In most cases, the borrowers are too broke to hire a lawyer to respond, so they ignore the lawsuit and let a judgment be entered against them. In some cases, however, the borrowers are pro-active and call me to make a settlement proposal.

In the past, when property still had equity and people were just one loan application away from a $40,000 Home Equity Loan, creditors weren’t listening to low-ball offers. Even today, it’s still not true that banks will happily accept 10% of whatever they’re owed.

If you’re going to make a low-ball offer, support it with proof that you’re paying them the last pennies you have. You need to show the creditor:

  • A recent financial statement;
  • A list of all assets, such as cars, real property, cash, other bank accounts;
  • A list of all debts (which shows the creditor who else is chasing you);
  • Copies of recent bank statements;
  • Recent pay stubs;
  • A budget showing your monthly expenses; and
  • Anything else that proves that you don’t have the money to make a better offer.

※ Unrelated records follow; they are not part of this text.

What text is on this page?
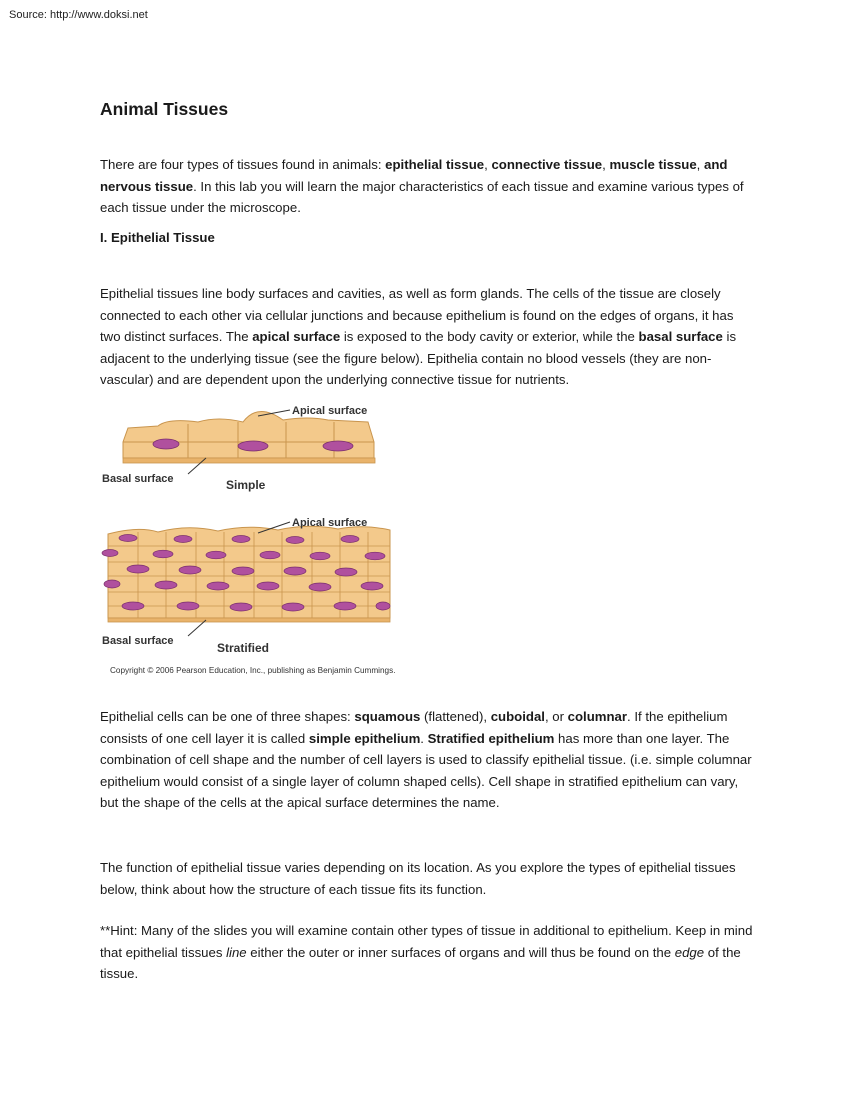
Source: http://www.doksi.net
Animal Tissues

There are four types of tissues found in animals: epithelial tissue, connective tissue, muscle tissue, and nervous tissue. In this lab you will learn the major characteristics of each tissue and examine various types of each tissue under the microscope.

I. Epithelial Tissue

Epithelial tissues line body surfaces and cavities, as well as form glands. The cells of the tissue are closely connected to each other via cellular junctions and because epithelium is found on the edges of organs, it has two distinct surfaces. The apical surface is exposed to the body cavity or exterior, while the basal surface is adjacent to the underlying tissue (see the figure below). Epithelia contain no blood vessels (they are non-vascular) and are dependent upon the underlying connective tissue for nutrients.

Apical surface
Basal surface	Simple
Apical surface
Basal surface	Stratified
Copyright © 2006 Pearson Education, Inc., publishing as Benjamin Cummings.

Epithelial cells can be one of three shapes: squamous (flattened), cuboidal, or columnar. If the epithelium consists of one cell layer it is called simple epithelium. Stratified epithelium has more than one layer. The combination of cell shape and the number of cell layers is used to classify epithelial tissue. (i.e. simple columnar epithelium would consist of a single layer of column shaped cells). Cell shape in stratified epithelium can vary, but the shape of the cells at the apical surface determines the name.

The function of epithelial tissue varies depending on its location. As you explore the types of epithelial tissues below, think about how the structure of each tissue fits its function.

**Hint: Many of the slides you will examine contain other types of tissue in additional to epithelium. Keep in mind that epithelial tissues line either the outer or inner surfaces of organs and will thus be found on the edge of the tissue.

Again, the rumors of debt settlements for pennies on the dollar are wildly exaggerated. Creditors will accept discounted payments, but they aren’t approaching these proposals blindly. When in doubt, they decline bad proposals.

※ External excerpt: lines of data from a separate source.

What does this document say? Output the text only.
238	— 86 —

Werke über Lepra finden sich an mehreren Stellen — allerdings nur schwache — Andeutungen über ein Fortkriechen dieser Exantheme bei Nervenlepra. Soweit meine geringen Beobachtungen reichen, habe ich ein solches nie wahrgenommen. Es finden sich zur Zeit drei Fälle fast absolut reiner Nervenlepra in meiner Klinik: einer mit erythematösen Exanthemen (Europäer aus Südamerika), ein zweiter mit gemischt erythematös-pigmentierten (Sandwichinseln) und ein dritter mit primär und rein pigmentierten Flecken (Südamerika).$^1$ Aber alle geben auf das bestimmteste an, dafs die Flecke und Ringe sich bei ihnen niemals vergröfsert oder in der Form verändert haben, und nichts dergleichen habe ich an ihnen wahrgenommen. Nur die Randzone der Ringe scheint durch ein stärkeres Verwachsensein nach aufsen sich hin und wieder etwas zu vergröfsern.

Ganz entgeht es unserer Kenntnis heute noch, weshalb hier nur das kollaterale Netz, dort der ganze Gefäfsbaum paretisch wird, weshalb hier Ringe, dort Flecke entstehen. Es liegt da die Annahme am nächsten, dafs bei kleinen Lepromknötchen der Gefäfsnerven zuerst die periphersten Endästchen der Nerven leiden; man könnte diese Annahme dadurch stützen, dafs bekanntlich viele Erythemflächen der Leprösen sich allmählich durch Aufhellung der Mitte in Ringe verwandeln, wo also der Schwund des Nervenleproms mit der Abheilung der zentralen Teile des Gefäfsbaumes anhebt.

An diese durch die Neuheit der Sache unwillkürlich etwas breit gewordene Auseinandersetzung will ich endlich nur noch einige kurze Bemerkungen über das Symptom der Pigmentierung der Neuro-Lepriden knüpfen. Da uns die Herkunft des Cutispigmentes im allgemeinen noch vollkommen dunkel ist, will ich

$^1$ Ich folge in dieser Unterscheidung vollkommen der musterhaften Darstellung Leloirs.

If you want a steep discount, you have to work for it, and assembling the information listed above is step one in the process.

Creditor Issues in Memphis Bankruptcy of Rusty Hyneman Sound Like Law School Exam

Law school exams are a strange creature. Generally, they present a crazy set of facts with a dozen twists and turns, all of which raise different legal issues. The student’s goal is to spot and discuss those issues.

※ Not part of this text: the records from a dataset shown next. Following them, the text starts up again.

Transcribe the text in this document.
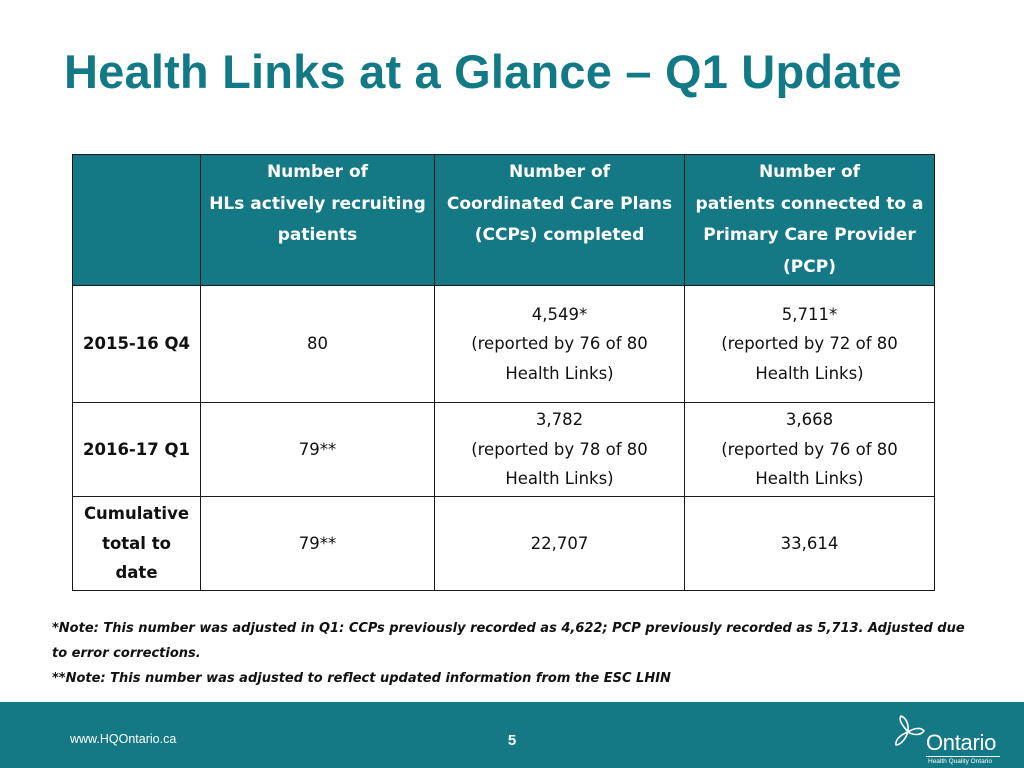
Health Links at a Glance – Q1 Update

	Number of
HLs actively recruiting
patients	Number of
Coordinated Care Plans
(CCPs) completed	Number of
patients connected to a
Primary Care Provider
(PCP)

2015-16 Q4	80	4,549*
(reported by 76 of 80
Health Links)	5,711*
(reported by 72 of 80
Health Links)

2016-17 Q1	79**	3,782
(reported by 78 of 80
Health Links)	3,668
(reported by 76 of 80
Health Links)

Cumulative
total to date	79**	22,707	33,614

*Note: This number was adjusted in Q1: CCPs previously recorded as 4,622; PCP previously recorded as 5,713. Adjusted due to error corrections.

**Note: This number was adjusted to reflect updated information from the ESC LHIN

www.HQOntario.ca	5	Ontario
Health Quality Ontario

I thought I was reading a law school exam question when I read this Commercial Appeal article about the Bankruptcy filing by Memphis developer Rusty Hyneman.

Hyneman is real estate developer, who has fallen on hard times, and his creditors are aggressively coming after him. Last week, one bank showed up with the sheriff to seize all personal possessions.

But, Hyneman was ready: he had documents showing that he didn’t own any of the stuff in his 12,000 square foot house free and clear. He had pledged it as security to another creditor…his dad.

Now, the banks are in issue spotting mode. They are alleging that the lien granted to the elder Hyneman is a fraudulent conveyance. They are attacking the priority of the father’s lien. They are attacking Hyneman’s proposed sale of his assets to repay his dad. Finally, they are arguing that the proposed purchaser of the assets is a sham entity.

Man-o-man, that’s four legal issues right there, and you can bet there will be a few more.

The best part about the story? The Judge handling this case is Judge Paulette Delk, my former Article 9 professor in law school. This Hyneman case will be a breeze for her, since she’s dealt with law school exams questions with more issues raised than this.